Amelia saw her first plane when she was just 10 years old – but she wasn’t impressed until almost a decade later, when she saw a stunt-flying exhibition. And then on December 28, 1920, she was taken for a flight by pilot Frank Hawks, which changed her life.
Amelia was no stranger to adversity. Growing up a tomboy, she was often met with strong challenges and prejudice, but she was determined to not let them phase her. For a matter of fact, women that went against the grain influenced her, as she kept a scrapbook of newspaper clippings about successful women who achieved in male-oriented fields, such as law, advertising and mechanical engineering.
But on January 3, 1921, Amelia took her first flying lesson. Six months later, she had managed to save enough money to buy her first plane, a two-seater biplane painted bright yellow. Amelia nicknamed it “The Canary”, and used it to set her first women’s record by rising to an altitude of 14,000 feet.
Seven years later, in 1928, Amelia received a call inviting her to become the first woman to fly the Atlantic. This achievement made history, as three female pilots had previously died attempting the trip.
Amelia went on to gain the nickname “Powder Puff Derby”, and ranked third place at the Cleveland Women’s Air Derby. In 1931 she married George Putnam, who helped concoct a plan to become the first woman and the second person to fly solo the Atlantic.
A few years later, she set off from Paris, but had to perform an unprecedented landing in Ireland, due to strong winds and mechanical issues. For her brave efforts, President Herbert Hoover presented her with a gold medal from the National Geographic Society and Congress awarded her the Distinguished Flying Cross-the first ever given to a woman.
Amelia continued to break boundaries, setting an altitude record for autogyros of 18,415 feet that stood for years and becoming the first person to fly solo across the Pacific from Honolulu to Oakland, California.

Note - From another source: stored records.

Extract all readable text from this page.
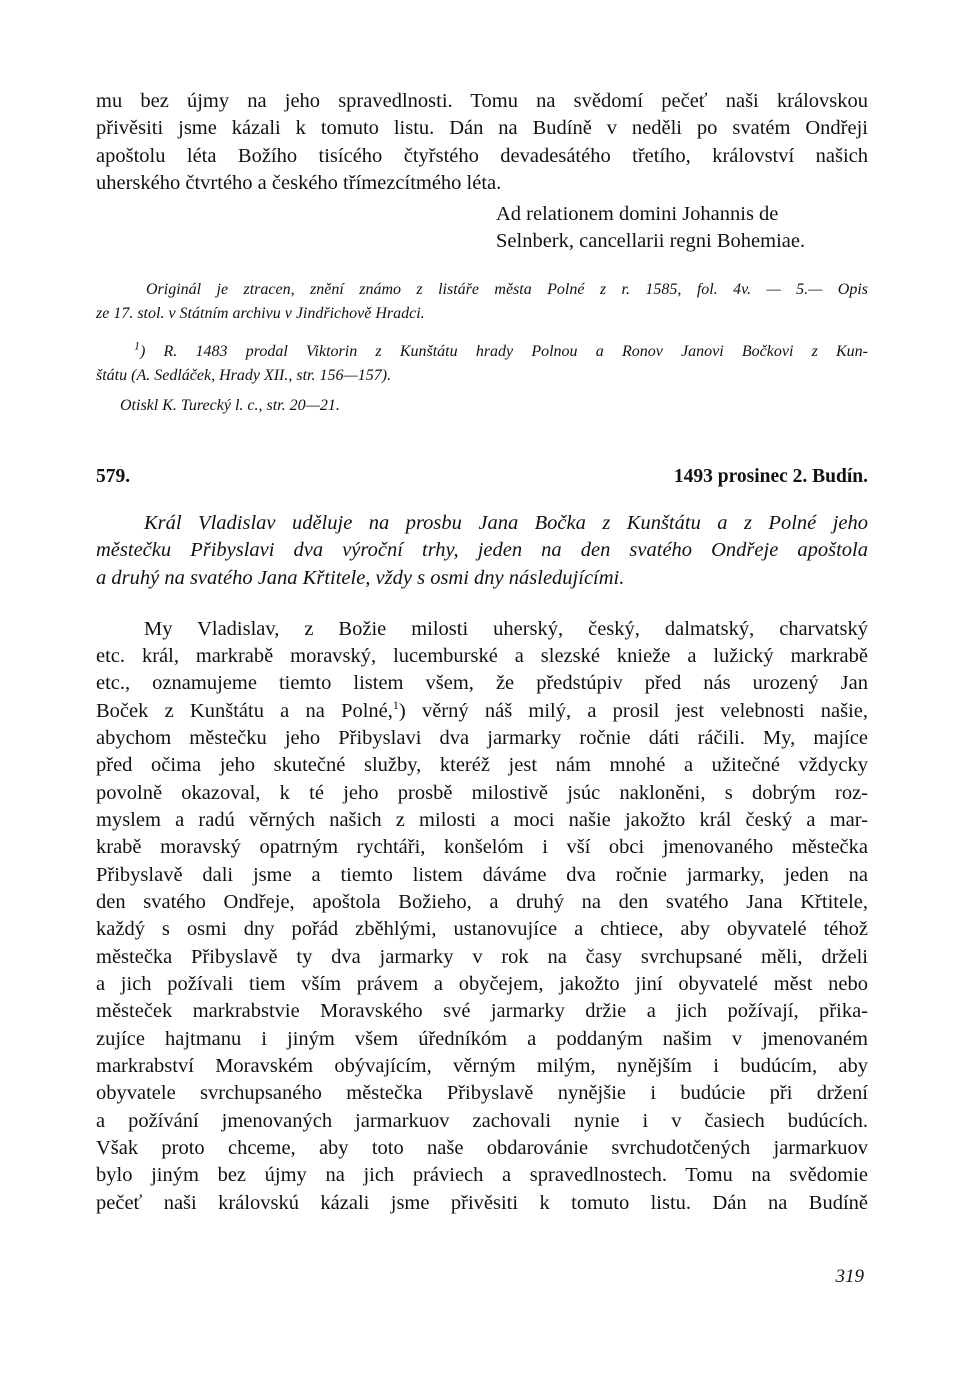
mu bez újmy na jeho spravedlnosti. Tomu na svědomí pečeť naši královskou
přivěsiti jsme kázali k tomuto listu. Dán na Budíně v neděli po svatém Ondřeji
apoštolu léta Božího tisícého čtyřstého devadesátého třetího, království našich
uherského čtvrtého a českého třímezcítmého léta.

Ad relationem domini Johannis de
Selnberk, cancellarii regni Bohemiae.

Originál je ztracen, znění známo z listáře města Polné z r. 1585, fol. 4v. — 5.— Opis

ze 17. stol. v Státním archivu v Jindřichově Hradci.

$^1$) R. 1483 prodal Viktorin z Kunštátu hrady Polnou a Ronov Janovi Bočkovi z Kun-

štátu (A. Sedláček, Hrady XII., str. 156—157).

Otiskl K. Turecký l. c., str. 20—21.

579.	1493 prosinec 2. Budín.

Král Vladislav uděluje na prosbu Jana Bočka z Kunštátu a z Polné jeho

městečku Přibyslavi dva výroční trhy, jeden na den svatého Ondřeje apoštola
a druhý na svatého Jana Křtitele, vždy s osmi dny následujícími.

My Vladislav, z Božie milosti uherský, český, dalmatský, charvatský
etc. král, markrabě moravský, lucemburské a slezské knieže a lužický markrabě
etc., oznamujeme tiemto listem všem, že předstúpiv před nás urozený Jan
Boček z Kunštátu a na Polné,$^1$) věrný náš milý, a prosil jest velebnosti našie,
abychom městečku jeho Přibyslavi dva jarmarky ročnie dáti ráčili. My, majíce
před očima jeho skutečné služby, kteréž jest nám mnohé a užitečné vždycky
povolně okazoval, k té jeho prosbě milostivě jsúc nakloněni, s dobrým roz-
myslem a radú věrných našich z milosti a moci našie jakožto král český a mar-
krabě moravský opatrným rychtáři, konšelóm i vší obci jmenovaného městečka
Přibyslavě dali jsme a tiemto listem dáváme dva ročnie jarmarky, jeden na
den svatého Ondřeje, apoštola Božieho, a druhý na den svatého Jana Křtitele,
každý s osmi dny pořád zběhlými, ustanovujíce a chtiece, aby obyvatelé téhož
městečka Přibyslavě ty dva jarmarky v rok na časy svrchupsané měli, drželi
a jich požívali tiem vším právem a obyčejem, jakožto jiní obyvatelé měst nebo
městeček markrabstvie Moravského své jarmarky držie a jich požívají, přika-
zujíce hajtmanu i jiným všem úředníkóm a poddaným našim v jmenovaném
markrabství Moravském obývajícím, věrným milým, nynějším i budúcím, aby
obyvatele svrchupsaného městečka Přibyslavě nynějšie i budúcie při držení
a požívání jmenovaných jarmarkuov zachovali nynie i v časiech budúcích.
Však proto chceme, aby toto naše obdarovánie svrchudotčených jarmarkuov
bylo jiným bez újmy na jich práviech a spravedlnostech. Tomu na svědomie
pečeť naši královskú kázali jsme přivěsiti k tomuto listu. Dán na Budíně

319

As Amelia turned 40, she was ready for her final and monumental challenge; she wanted to be the first woman to fly around the world. On June 1, Amelia embarked on her 29,000-mile journey from Miami to New Guinea – only 2,556 miles short of completing her trip.
Although she was suffering from fuel shortages, Amelia persisted. The next day, she took off, but ran into difficulty, and was unable to contact help. Amelia was last heard from at 7:42 am on June 2. Rescue attempts were immediately put in place, becoming the most extensive air and sea search in naval history, costing US$4mn. In 1939, a lighthouse on Howland Island was constructed in her memory.